Since somebody asked me this exact same question in a private message recently, I'll share here what I wrote to them:
1) determine
The verb 'determine' means something close to 'find out for sure'. It's a good verb to use with the idea of an investigation because an investigation is done when people want to find out what happened.
The investigation will determine what really happened.
This is an excellent example to show the meaning/use of 'determine'. The idea is that there are possibilities in mind that must be ruled out. Imagine there's been a a plane crash and an investigation team is called to determine the cause of the plane crash. Before the investigation, nobody knows for sure what really happened. People may have some ideas but they don't know for sure. When you determine something, you kind of close all possibilities except one—the real one. Logically, it's similar to the verb 'conclude'.
In philosophy, determinism is the idea that that there is only one history of the universe and that there are no possible alternate worlds except in your mind. That means that God has 'written' the history of the universe already and everything is happening according to this code—everything is 'determined'. There is only one history, only one set of events, and only one thing that can happen.

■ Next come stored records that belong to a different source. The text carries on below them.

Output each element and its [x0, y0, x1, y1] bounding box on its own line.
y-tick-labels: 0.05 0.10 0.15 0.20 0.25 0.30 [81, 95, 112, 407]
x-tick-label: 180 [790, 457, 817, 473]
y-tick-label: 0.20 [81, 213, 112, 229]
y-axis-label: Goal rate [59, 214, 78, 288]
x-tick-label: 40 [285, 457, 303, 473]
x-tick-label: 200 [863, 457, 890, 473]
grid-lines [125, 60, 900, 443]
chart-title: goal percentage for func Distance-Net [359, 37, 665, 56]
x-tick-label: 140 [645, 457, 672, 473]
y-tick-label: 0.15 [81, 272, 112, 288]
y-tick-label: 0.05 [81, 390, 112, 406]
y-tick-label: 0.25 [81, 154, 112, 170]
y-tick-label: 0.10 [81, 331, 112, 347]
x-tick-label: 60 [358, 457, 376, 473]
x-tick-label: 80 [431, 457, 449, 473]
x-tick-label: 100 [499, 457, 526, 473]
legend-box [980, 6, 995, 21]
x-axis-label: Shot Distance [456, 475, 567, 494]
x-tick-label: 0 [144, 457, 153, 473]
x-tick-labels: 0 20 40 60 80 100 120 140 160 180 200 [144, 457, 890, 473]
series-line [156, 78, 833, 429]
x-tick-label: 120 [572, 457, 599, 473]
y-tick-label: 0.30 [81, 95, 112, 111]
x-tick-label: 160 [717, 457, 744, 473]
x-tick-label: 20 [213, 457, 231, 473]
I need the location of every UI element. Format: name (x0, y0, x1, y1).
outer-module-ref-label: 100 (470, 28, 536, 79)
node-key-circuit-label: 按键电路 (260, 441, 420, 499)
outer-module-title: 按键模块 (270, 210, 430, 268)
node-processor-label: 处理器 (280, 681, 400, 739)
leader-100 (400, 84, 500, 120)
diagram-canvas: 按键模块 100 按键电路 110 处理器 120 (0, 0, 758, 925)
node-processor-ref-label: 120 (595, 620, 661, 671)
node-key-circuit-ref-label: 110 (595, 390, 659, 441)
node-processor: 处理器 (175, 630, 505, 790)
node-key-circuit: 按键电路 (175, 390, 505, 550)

Think of an open set of possibilities collapsing into one.
2) identify
If you identify something (verb), you are saying that two or more things are identical (adj.). This is the notion of identity (n.) and the related notion of identification (n.).
The idea of identity is essentially about the sameness of reality. When we look around the world, we look for differences and similarities. Imagine you see a dog outside your house in the morning and then you see another dog a few hours later. How do you know if it's the same dog or a different dog? Both possibilities could be true. Well, you try to identify the dog. You look at the dog and your mind compares what you see with what you've seen before. If the dog has the same size, shape, fur, etc., you believe that it's the same dog that you saw in the morning. You have identified the dog.
Let me put that in a way that a mathematician or a logician would put it: Two things are identical if they share all properties. If you draw two circles, with exactly the same radius, the circles are identical.
Here's another good illustration of the meaning of identify: Imagine a crime has been committed and the police have brought in to the police station a group of men, one of whom committed the crime and the others of whom are totally innocent. The victim of the crime comes into the room to look at the group of men. She is trying to identify the criminal. That means that she is trying to match the mental image, the memory that's in her mind, with one of the real men standing in front of her. This is the notion of identification.